Geçmiş ne kadar bilinir ise gelecek de o kadar bilinmezdir. Tahminler yürütebiliriz geleceğe dair yalnız bilme ihtimalimiz yoktur. Geçmiş ise biliniyor. Bilmediğimiz kısımları az önce dediğim gibi okuyarak ya da bilenlere sorarak öğrenme şansımız var.
Gelecek ise uzak gibi geliyor. Bilinmez, elle tutulmaz, gözle görülmez. Geleceğin geleceği de belli değil. Şairin dediği gibi, ‘Daha orada, ilk hücumda, yüzükoyun kapaklanıp ölmek de mümkün’. Yani gelecek garanti değil. Daha da önemlisi gelecekte ne olacağını bilmiyoruz henüz.

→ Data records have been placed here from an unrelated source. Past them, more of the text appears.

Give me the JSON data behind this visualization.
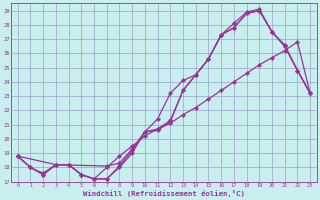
{
  "xlabel": "Windchill (Refroidissement éolien,°C)",
  "bg_color": "#c8eeee",
  "grid_color": "#9090c0",
  "line_color": "#993399",
  "xlim": [
    -0.5,
    23.5
  ],
  "ylim": [
    17.0,
    29.5
  ],
  "xticks": [
    0,
    1,
    2,
    3,
    4,
    5,
    6,
    7,
    8,
    9,
    10,
    11,
    12,
    13,
    14,
    15,
    16,
    17,
    18,
    19,
    20,
    21,
    22,
    23
  ],
  "yticks": [
    17,
    18,
    19,
    20,
    21,
    22,
    23,
    24,
    25,
    26,
    27,
    28,
    29
  ],
  "line1_x": [
    0,
    1,
    2,
    3,
    4,
    5,
    6,
    7,
    8,
    9,
    10,
    11,
    12,
    13,
    14,
    15,
    16,
    17,
    18,
    19,
    20,
    21,
    22,
    23
  ],
  "line1_y": [
    18.8,
    18.0,
    17.5,
    18.2,
    18.2,
    17.5,
    17.2,
    17.2,
    18.0,
    19.0,
    20.5,
    21.4,
    23.2,
    24.1,
    24.5,
    25.6,
    27.3,
    27.8,
    28.8,
    29.0,
    27.5,
    26.5,
    24.8,
    23.2
  ],
  "line2_x": [
    0,
    1,
    2,
    3,
    4,
    5,
    6,
    7,
    8,
    9,
    10,
    11,
    12,
    13,
    14,
    15,
    16,
    17,
    18,
    19,
    20,
    21,
    22,
    23
  ],
  "line2_y": [
    18.8,
    18.0,
    17.5,
    18.2,
    18.2,
    17.5,
    17.2,
    17.2,
    18.1,
    19.2,
    20.5,
    20.6,
    21.2,
    23.4,
    24.5,
    25.6,
    27.3,
    27.8,
    28.8,
    29.0,
    27.5,
    26.5,
    24.8,
    23.2
  ],
  "line3_x": [
    0,
    3,
    7,
    8,
    9,
    10,
    11,
    12,
    13,
    14,
    15,
    16,
    17,
    18,
    19,
    20,
    21,
    22,
    23
  ],
  "line3_y": [
    18.8,
    18.2,
    18.1,
    18.3,
    19.3,
    20.5,
    20.7,
    21.3,
    23.4,
    24.5,
    25.6,
    27.3,
    28.1,
    28.9,
    29.1,
    27.5,
    26.6,
    24.8,
    23.2
  ],
  "line4_x": [
    0,
    1,
    2,
    3,
    4,
    5,
    6,
    7,
    8,
    9,
    10,
    11,
    12,
    13,
    14,
    15,
    16,
    17,
    18,
    19,
    20,
    21,
    22,
    23
  ],
  "line4_y": [
    18.8,
    18.0,
    17.6,
    18.2,
    18.2,
    17.5,
    17.2,
    18.0,
    18.8,
    19.5,
    20.2,
    20.7,
    21.1,
    21.7,
    22.2,
    22.8,
    23.4,
    24.0,
    24.6,
    25.2,
    25.7,
    26.2,
    26.8,
    23.2
  ]
}
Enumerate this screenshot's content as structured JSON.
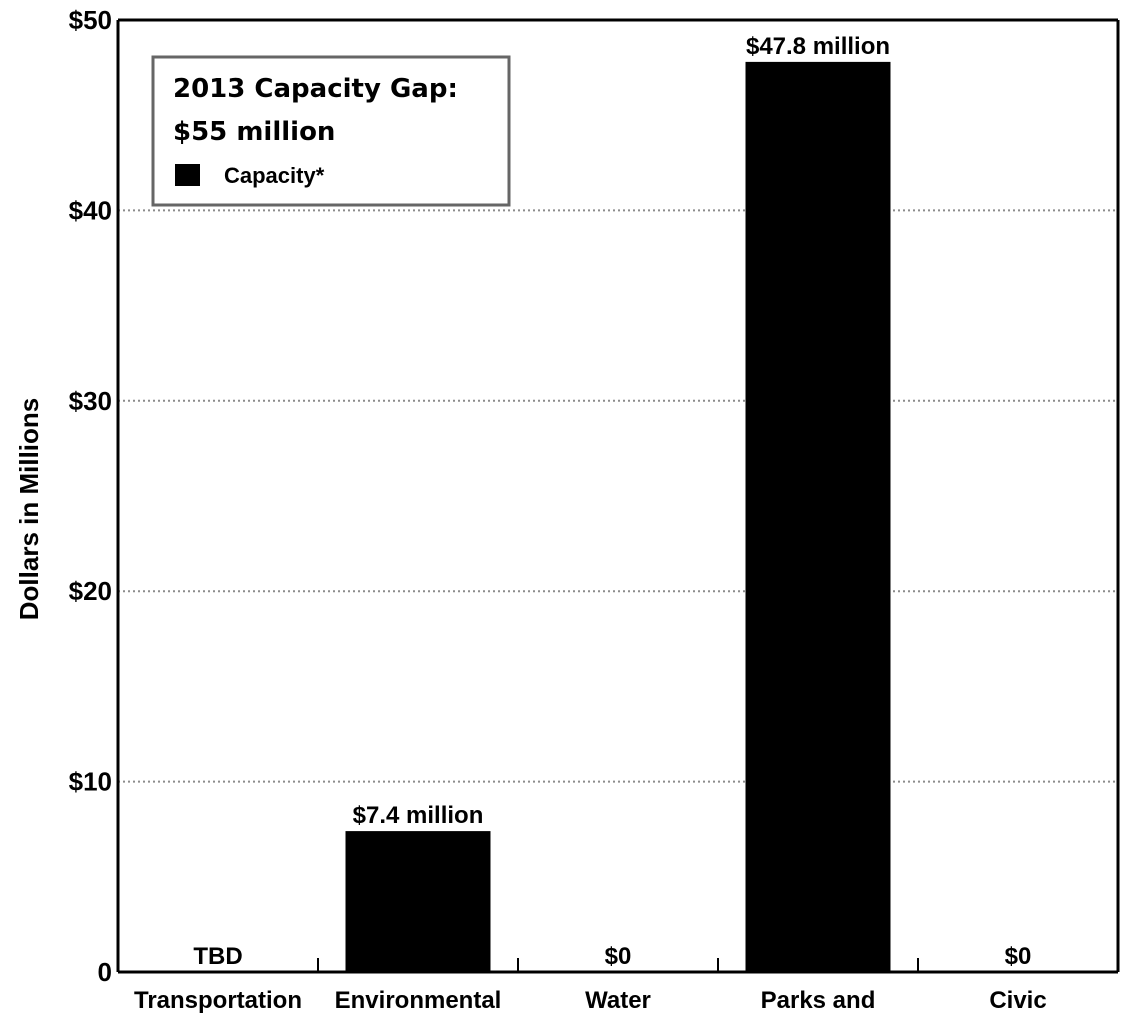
{
  "chart_data": {
    "type": "bar",
    "categories": [
      "Transportation",
      "Environmental",
      "Water",
      "Parks and",
      "Civic"
    ],
    "values": [
      null,
      7.4,
      0,
      47.8,
      0
    ],
    "data_labels": [
      "TBD",
      "$7.4 million",
      "$0",
      "$47.8 million",
      "$0"
    ],
    "ylabel": "Dollars in Millions",
    "ylim": [
      0,
      50
    ],
    "yticks": [
      0,
      10,
      20,
      30,
      40,
      50
    ],
    "ytick_labels": [
      "0",
      "$10",
      "$20",
      "$30",
      "$40",
      "$50"
    ],
    "grid": true,
    "legend": {
      "position": "top-left",
      "title_lines": [
        "2013 Capacity Gap:",
        "$55 million"
      ],
      "items": [
        {
          "label": "Capacity*",
          "color": "#000000"
        }
      ]
    },
    "colors": {
      "bar": "#000000",
      "grid": "#8c8c8c",
      "legend_border": "#666666"
    }
  }
}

Hatta günümüzde geleceğe dair kaygıların yarattığı psikolojik sıkıntılardan dolayı ciddi rahatsızlığa sahip insanların olduğu bir çağda olduğumuzu da hatırlatmadan geçemeyeceğim. Geleceğini çok karamsar gören insanların intihar ettiklerine de haberlerde denk geldiğimiz oluyor.

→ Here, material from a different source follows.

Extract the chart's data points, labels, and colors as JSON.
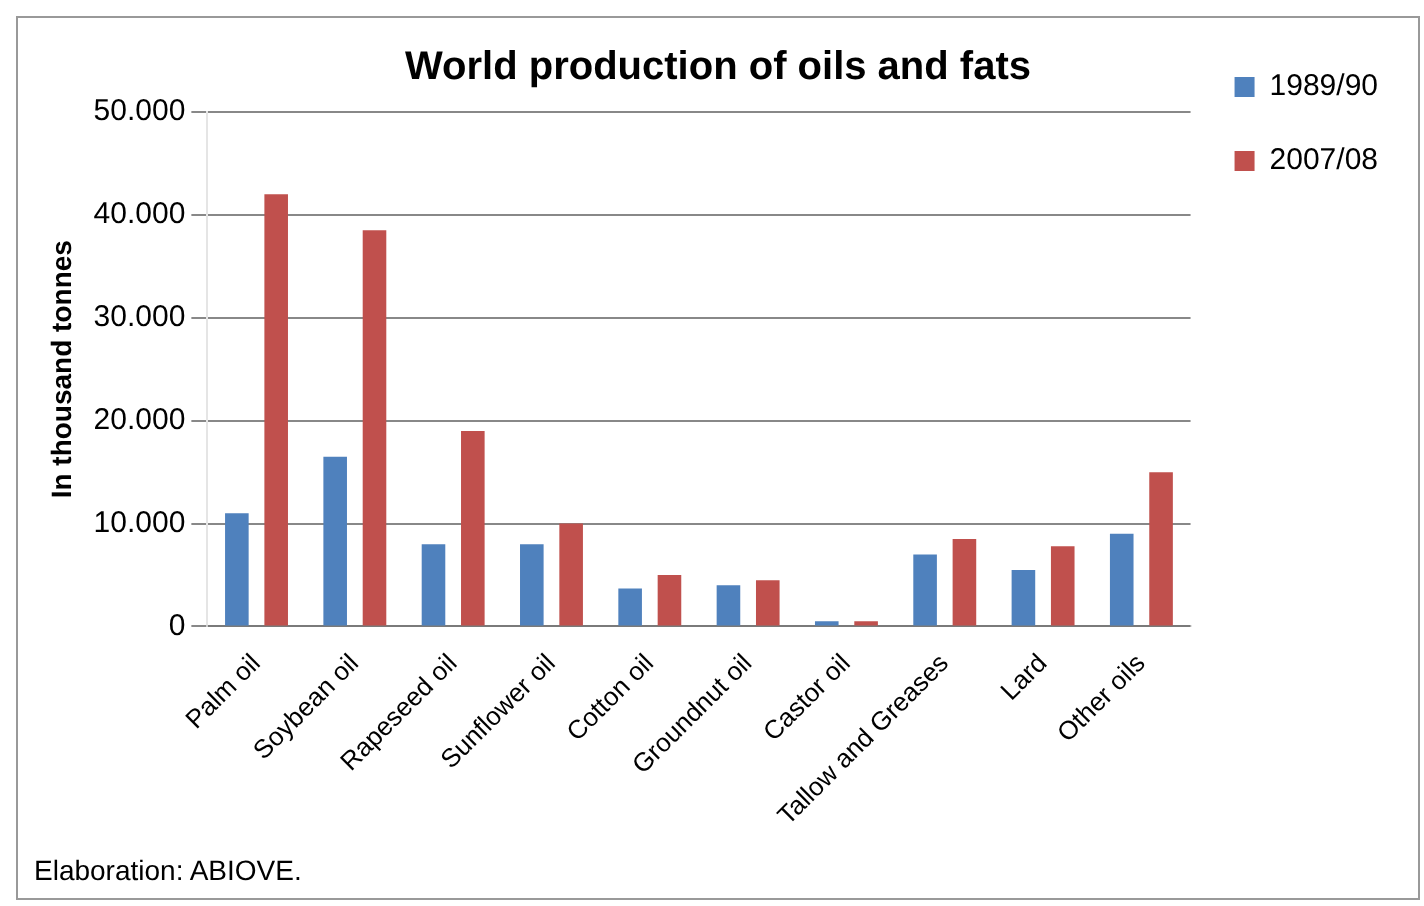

Ben ise biraz daha farklı bakıyorum olaya. Mesela zaman makinesi icat edilmiş olsa, ilk işim geleceğe gitmek olurdu. Sadece kendi geleceğime değil. Mesela ilk adımda muhtemelen 3000 yılına gitmeyi isterdim. Ben öldükten çok sonra olacakları görürdüm böylece. Belki biraz daha ileriye, 5000 yılına da gidebilirdim. Sonra biraz daha yakın geleceğe gitmek isterdim. Kendi geleceğime. 5 ya da 10 sene sonraki halimi görmeye mesela. Ya da 30 sene sonraki halimi görmeye. Dünyanın 30 sene sonraki halinin nasıl olacağını görmeyi çok merak ediyorum mesela. Ya da 22. yüzyılın, yani 2101’in başında dünyanın nasıl olacağını.
Bu satırları yazarken dahi ciddi heyecanlanıyorum. Gelecek çünkü, bana heyecan veriyor. Geçmiş oldu, bitti. Geçmişte kaldı. Gelecek her an oluşuyor. Benim elimde ise şimdi var. Şimdi çok güçlü. Çünkü şimdi sayesinde geleceğimin anahtarını ellerimde tutabiliyorum. Şimdi yapacağım planlar, atacağım adımlar, gelecekte nelerle karşılaşacağımı ve bu karşılaşmalara ne kadar hazırlıklı olacağımı belirleyecek. Bu güce sahibim. 10 sene, 20 sene sonra ne olacağını bilmiyorum. Hiçkimse bilmiyor. Hiçkimse hiçbir zaman bilemeyecek. Yalnız bugünden geleceğe dair hazırlıklar yapmamın önünde hiçbir engel yok. Ve gelecek var ya, ciddi anlamda heyecan verici geliyor bana.
Şunu da biliyorum geleceğe dair: Şimdiki kadar genç olmayacağım hiçbir zaman. Ama sorun değil bu. Çünkü şu anımı da yaşıyorum. Bundan sonraki anlarımı da. Geleceğe de hazırlanıyorum. İstediğim gibi yaşayabilmek için. Ne dersiniz? Mantıklı ve heyecanlı değil mi?